Why was the road to PMA approval so long for M-Vu? In large measure, it's because the FDA in 2008 began reviewing its guidelines for how the agency regulates CAD software. The review brought approvals of new CAD applications to a halt until the backlog began clearing in 2010; the FDA only last year published final versions of its guidance to vendors.

"It became clear as we were going through the process that the kinds of studies that had been done in the past would not work, and it took a while for us to work with the FDA and determine what an acceptable study that would demonstrate effectiveness would be," Wehnes said. "We wanted to show the overall effect of the technology on the doctor's performance, not just determine whether CAD induced additional false positives. And to do this, we had to perform a reader study."

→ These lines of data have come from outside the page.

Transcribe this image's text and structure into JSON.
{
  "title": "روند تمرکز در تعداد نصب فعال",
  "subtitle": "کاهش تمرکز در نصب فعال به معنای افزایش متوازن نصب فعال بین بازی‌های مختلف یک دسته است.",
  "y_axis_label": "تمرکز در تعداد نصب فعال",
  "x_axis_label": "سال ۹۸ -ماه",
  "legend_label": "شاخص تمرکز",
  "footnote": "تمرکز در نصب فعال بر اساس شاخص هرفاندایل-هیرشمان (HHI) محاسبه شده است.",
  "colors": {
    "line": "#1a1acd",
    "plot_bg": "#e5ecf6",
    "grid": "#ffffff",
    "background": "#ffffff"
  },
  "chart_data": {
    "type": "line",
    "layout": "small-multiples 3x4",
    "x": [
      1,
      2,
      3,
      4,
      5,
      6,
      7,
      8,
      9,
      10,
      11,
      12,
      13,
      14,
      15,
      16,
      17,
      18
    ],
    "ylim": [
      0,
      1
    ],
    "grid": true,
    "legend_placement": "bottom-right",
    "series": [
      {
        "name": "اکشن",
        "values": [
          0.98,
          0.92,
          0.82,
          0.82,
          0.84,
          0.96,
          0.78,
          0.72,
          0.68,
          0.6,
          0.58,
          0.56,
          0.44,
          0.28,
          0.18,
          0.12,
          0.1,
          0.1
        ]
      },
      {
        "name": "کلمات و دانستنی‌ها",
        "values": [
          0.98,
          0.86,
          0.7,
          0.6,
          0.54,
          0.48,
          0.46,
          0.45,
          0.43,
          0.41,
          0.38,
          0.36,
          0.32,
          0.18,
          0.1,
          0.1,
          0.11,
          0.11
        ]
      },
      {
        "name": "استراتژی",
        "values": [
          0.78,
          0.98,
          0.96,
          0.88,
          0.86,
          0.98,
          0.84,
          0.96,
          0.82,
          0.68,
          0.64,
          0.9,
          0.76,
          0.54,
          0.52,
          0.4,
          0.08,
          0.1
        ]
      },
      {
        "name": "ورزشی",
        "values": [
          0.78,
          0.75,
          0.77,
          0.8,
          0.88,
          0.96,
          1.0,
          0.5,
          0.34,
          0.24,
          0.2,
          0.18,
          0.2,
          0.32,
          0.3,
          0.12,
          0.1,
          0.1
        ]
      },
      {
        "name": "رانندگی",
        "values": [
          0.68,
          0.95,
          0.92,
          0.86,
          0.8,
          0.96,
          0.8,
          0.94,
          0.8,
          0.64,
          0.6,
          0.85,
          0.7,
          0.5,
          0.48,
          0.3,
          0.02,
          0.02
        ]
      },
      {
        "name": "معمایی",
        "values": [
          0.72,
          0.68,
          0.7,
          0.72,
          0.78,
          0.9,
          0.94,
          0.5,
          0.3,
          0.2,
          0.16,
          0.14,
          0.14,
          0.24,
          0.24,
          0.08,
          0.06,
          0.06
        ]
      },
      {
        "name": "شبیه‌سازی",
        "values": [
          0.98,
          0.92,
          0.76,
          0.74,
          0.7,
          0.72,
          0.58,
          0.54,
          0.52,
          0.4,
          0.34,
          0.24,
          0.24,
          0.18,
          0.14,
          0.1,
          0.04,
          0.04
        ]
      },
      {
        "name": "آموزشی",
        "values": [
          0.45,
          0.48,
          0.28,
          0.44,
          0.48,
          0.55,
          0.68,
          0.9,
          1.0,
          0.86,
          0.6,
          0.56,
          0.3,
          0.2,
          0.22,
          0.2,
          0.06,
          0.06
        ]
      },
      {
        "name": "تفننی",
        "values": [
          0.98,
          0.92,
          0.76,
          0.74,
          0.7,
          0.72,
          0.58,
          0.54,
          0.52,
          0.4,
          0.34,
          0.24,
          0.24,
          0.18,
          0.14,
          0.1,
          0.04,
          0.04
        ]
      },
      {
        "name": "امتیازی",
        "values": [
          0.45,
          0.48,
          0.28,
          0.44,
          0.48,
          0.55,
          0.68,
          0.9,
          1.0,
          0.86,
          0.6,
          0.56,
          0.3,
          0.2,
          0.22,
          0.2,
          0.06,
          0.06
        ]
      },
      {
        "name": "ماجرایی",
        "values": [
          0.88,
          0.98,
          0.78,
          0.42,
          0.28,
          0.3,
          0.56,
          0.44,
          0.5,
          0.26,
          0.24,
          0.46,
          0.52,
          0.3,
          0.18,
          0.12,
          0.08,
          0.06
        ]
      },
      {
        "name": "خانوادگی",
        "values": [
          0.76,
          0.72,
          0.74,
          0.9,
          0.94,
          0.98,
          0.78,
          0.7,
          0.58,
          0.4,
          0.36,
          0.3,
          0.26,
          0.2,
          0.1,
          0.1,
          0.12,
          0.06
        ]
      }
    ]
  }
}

VuCOMP completed its development of a film-screen CAD algorithm in 2008, and the company conducted a clinical study to support the product in 2009. By the time the unit was approved in January, the firm had made a number of improvements and had extended the technology to digital mammography, prompting it to submit a supplemental PMA.

The marks make sense

VuCOMP plans to market M-Vu both to mammography vendors and directly to healthcare providers, according to Wehnes. The company hopes that M-Vu's ability to be used with digital mammography units from a wide array of vendors will attract practices or hospital departments that have a mix of mammography systems and want to upgrade their CAD capability.

"We have our own sales force, and we look forward to working with digital mammography vendors," he said. "If they have a customer who needs CAD, we want to help them make that happen. But we will be approaching customers directly as well."

One criticism of CAD in the past has been that the marks don't always make sense, Wehnes said.

"We have a number of U.S. installs already, and the feedback we've been getting has been overwhelmingly positive," he said. "Something we hear from doctors over and over is that they like the way M-Vu marks. Our marks don't obscure abnormalities, and they make it easy for the doctor to understand what the program is flagging for follow-up."